Measuring and Managing Data Quality

Once data is aligned to a common enterprise model, data quality can be measured consistently across all sources.

Typical data quality measures include:

  • Completeness of critical attributes (e.g. missing customer identifiers)
  • Consistency between systems (e.g. mismatched account statuses)
  • Timeliness of ingestion from upstream platforms
  • Validity checks on formats and values

In platforms such as Snowflake or AWS, this replaces ad-hoc SQL checks and manual dashboards with standardised, reusable data quality metrics that are directly aligned to business entities.

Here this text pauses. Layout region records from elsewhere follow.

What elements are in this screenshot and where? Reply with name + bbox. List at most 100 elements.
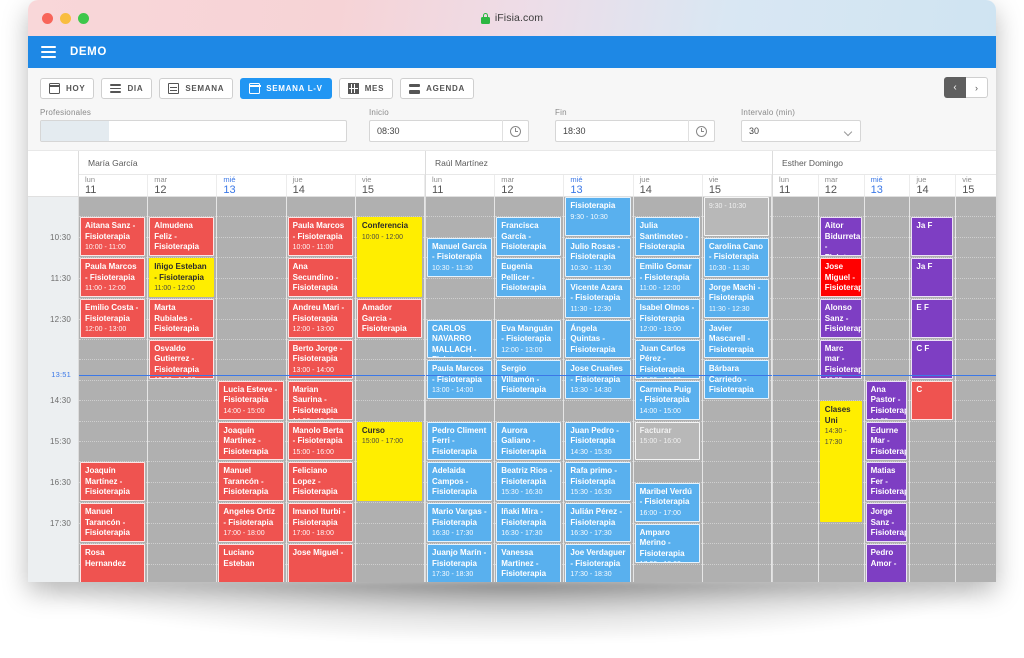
calendar-event[interactable]: Julio Rosas - Fisioterapia 10:30 - 11:30 xyxy=(565,237,631,277)
time-slot[interactable] xyxy=(910,482,956,504)
calendar-event[interactable]: Jose Cruañes - Fisioterapia 13:30 - 14:30 xyxy=(565,360,631,400)
profesionales-chip[interactable] xyxy=(41,121,109,141)
time-slot[interactable] xyxy=(956,462,996,483)
time-slot[interactable] xyxy=(217,197,286,218)
time-slot[interactable] xyxy=(426,278,495,300)
calendar-event[interactable]: Mario Vargas - Fisioterapia 16:30 - 17:30 xyxy=(427,503,493,543)
time-slot[interactable] xyxy=(773,299,818,320)
calendar-event[interactable]: CARLOS NAVARRO MALLACH - Fisioterapia xyxy=(427,319,493,359)
time-slot[interactable] xyxy=(79,442,148,463)
time-slot[interactable] xyxy=(148,564,217,582)
time-slot[interactable] xyxy=(773,237,818,259)
time-slot[interactable] xyxy=(773,482,818,504)
time-slot[interactable] xyxy=(79,339,148,361)
time-slot[interactable] xyxy=(773,217,818,238)
clock-icon-fin[interactable] xyxy=(688,120,714,142)
calendar-event[interactable]: Ángela Quintas - Fisioterapia 12:30 - 13:… xyxy=(565,319,631,359)
time-slot[interactable] xyxy=(956,217,996,238)
time-slot[interactable] xyxy=(864,278,910,300)
calendar-event[interactable]: Marta Rubiales - Fisioterapia 12:00 - 13:… xyxy=(149,299,215,338)
calendar-event[interactable]: Aitana Sanz - Fisioterapia 10:00 - 11:00 xyxy=(80,217,146,257)
day-column[interactable]: Ja F Ja F E F C F C xyxy=(910,197,957,582)
calendar-event[interactable]: Curso 15:00 - 17:00 xyxy=(356,421,423,502)
day-header-lun-11[interactable]: lun 11 xyxy=(426,175,496,197)
day-column[interactable]: Paula Marcos - Fisioterapia 10:00 - 11:00… xyxy=(286,197,356,582)
time-slot[interactable] xyxy=(956,401,996,422)
view-button-hoy[interactable]: HOY xyxy=(40,78,95,99)
calendar-event[interactable]: Ana Secundino - Fisioterapia 11:00 - 12:0… xyxy=(287,258,353,298)
day-header-mié-13[interactable]: mié 13 xyxy=(564,175,634,197)
calendar-event[interactable]: Osvaldo Gutierrez - Fisioterapia 13:00 - … xyxy=(149,339,215,379)
time-slot[interactable] xyxy=(148,380,217,402)
day-column[interactable]: Almudena Feliz - Fisioterapia 10:00 - 11:… xyxy=(148,197,218,582)
time-slot[interactable] xyxy=(702,564,772,582)
time-slot[interactable] xyxy=(426,197,495,218)
prev-period-button[interactable]: ‹ xyxy=(944,77,966,98)
next-period-button[interactable]: › xyxy=(966,77,988,98)
calendar-event[interactable]: Imanol Iturbi - Fisioterapia 17:00 - 18:0… xyxy=(287,503,353,543)
time-slot[interactable] xyxy=(910,523,956,545)
day-header-mar-12[interactable]: mar 12 xyxy=(818,175,865,197)
calendar-event[interactable]: Almudena Feliz - Fisioterapia 10:00 - 11:… xyxy=(149,217,215,257)
time-slot[interactable] xyxy=(495,299,564,320)
time-slot[interactable] xyxy=(956,544,996,565)
time-slot[interactable] xyxy=(818,564,864,582)
time-slot[interactable] xyxy=(773,278,818,300)
calendar-event[interactable]: Jorge Sanz - Fisioterapia 17:00 - 18:00 xyxy=(865,503,908,543)
time-slot[interactable] xyxy=(910,421,956,443)
time-slot[interactable] xyxy=(773,319,818,340)
time-slot[interactable] xyxy=(773,197,818,218)
time-slot[interactable] xyxy=(956,503,996,524)
day-column[interactable]: Fisioterapia 9:30 - 10:30 Julio Rosas - Fi… xyxy=(564,197,634,582)
day-header-lun-11[interactable]: lun 11 xyxy=(773,175,819,197)
view-button-semana-l-v[interactable]: SEMANA L-V xyxy=(240,78,332,99)
time-slot[interactable] xyxy=(956,421,996,443)
time-slot[interactable] xyxy=(148,401,217,422)
time-slot[interactable] xyxy=(818,523,864,545)
time-slot[interactable] xyxy=(702,482,772,504)
profesionales-input[interactable] xyxy=(40,120,347,142)
time-slot[interactable] xyxy=(956,197,996,218)
time-slot[interactable] xyxy=(217,339,286,361)
calendar-event[interactable]: Lucia Esteve - Fisioterapia 14:00 - 15:00 xyxy=(218,380,284,420)
view-button-agenda[interactable]: AGENDA xyxy=(400,78,474,99)
time-slot[interactable] xyxy=(910,503,956,524)
day-column[interactable]: Francisca García - Fisioterapia 10:00 - 1… xyxy=(495,197,565,582)
time-slot[interactable] xyxy=(864,339,910,361)
day-header-lun-11[interactable]: lun 11 xyxy=(79,175,149,197)
calendar-event[interactable]: Juanjo Marín - Fisioterapia 17:30 - 18:30 xyxy=(427,544,493,582)
view-button-mes[interactable]: MES xyxy=(338,78,394,99)
calendar-event[interactable]: Beatriz Rios - Fisioterapia 15:30 - 16:30 xyxy=(496,462,562,502)
time-slot[interactable] xyxy=(773,360,818,381)
time-slot[interactable] xyxy=(702,523,772,545)
time-slot[interactable] xyxy=(702,421,772,443)
time-slot[interactable] xyxy=(956,442,996,463)
calendar-event[interactable]: Isabel Olmos - Fisioterapia 12:00 - 13:00 xyxy=(634,299,700,338)
calendar-event[interactable]: Clases Uni 14:30 - 17:30 xyxy=(819,401,862,522)
calendar-event[interactable]: Bárbara Carriedo - Fisioterapia 13:30 - 1… xyxy=(703,360,770,400)
time-slot[interactable] xyxy=(217,258,286,279)
calendar-event[interactable]: Angeles Ortiz - Fisioterapia 17:00 - 18:0… xyxy=(218,503,284,543)
calendar-event[interactable]: Pedro Climent Ferri - Fisioterapia14:30 … xyxy=(427,421,493,461)
time-slot[interactable] xyxy=(864,197,910,218)
calendar-event[interactable]: Joe Verdaguer - Fisioterapia 17:30 - 18:3… xyxy=(565,544,631,582)
time-slot[interactable] xyxy=(864,237,910,259)
time-slot[interactable] xyxy=(773,401,818,422)
calendar-event[interactable]: Javier Mascarell - Fisioterapia 12:30 - 1… xyxy=(703,319,770,359)
time-slot[interactable] xyxy=(79,360,148,381)
time-slot[interactable] xyxy=(864,360,910,381)
day-column[interactable]: Julia Santimoteo - Fisioterapia 10:00 - 1… xyxy=(633,197,703,582)
time-slot[interactable] xyxy=(495,401,564,422)
calendar-event[interactable]: Joaquín Martínez - Fisioterapia15:00 - 1… xyxy=(218,421,284,461)
day-header-mar-12[interactable]: mar 12 xyxy=(148,175,218,197)
calendar-event[interactable]: Manuel Tarancón - Fisioterapia 17:00 - 18… xyxy=(80,503,146,543)
calendar-event[interactable]: Carolina Cano - Fisioterapia 10:30 - 11:3… xyxy=(703,237,770,277)
time-slot[interactable] xyxy=(217,237,286,259)
time-slot[interactable] xyxy=(910,442,956,463)
time-slot[interactable] xyxy=(864,299,910,320)
time-slot[interactable] xyxy=(148,421,217,443)
hamburger-icon[interactable] xyxy=(41,46,56,58)
day-column[interactable]: Lucia Esteve - Fisioterapia 14:00 - 15:00… xyxy=(217,197,287,582)
time-slot[interactable] xyxy=(355,544,425,565)
time-slot[interactable] xyxy=(956,237,996,259)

Natural Language Access to Data

Because the data is structured around a business-aligned model, users no longer need to understand:

  • Source system schemas
  • Complex table joins
  • Platform-specific SQL logic

Instead, business users can query data using natural language, for example:

“Show me customers with incomplete onboarding data last quarter”

CryspIQ® translates these requests into the appropriate queries across platforms such as Snowflake, AWS Athena, or Databricks, while enforcing consistent definitions and governance.


Immediate Productivity and Cost Benefits

By leveraging existing cloud platforms rather than rebuilding them, organisations achieve rapid value:

  • Reduced engineering effort by avoiding bespoke data marts
  • Lower compute and storage costs by minimising data duplication
  • Faster access to insights through self-service analytics
  • Improved trust in data through visible and consistent quality metrics

This delivers immediate productivity improvements and measurable cost reductions, particularly in cloud environments where inefficient data usage directly impacts spend.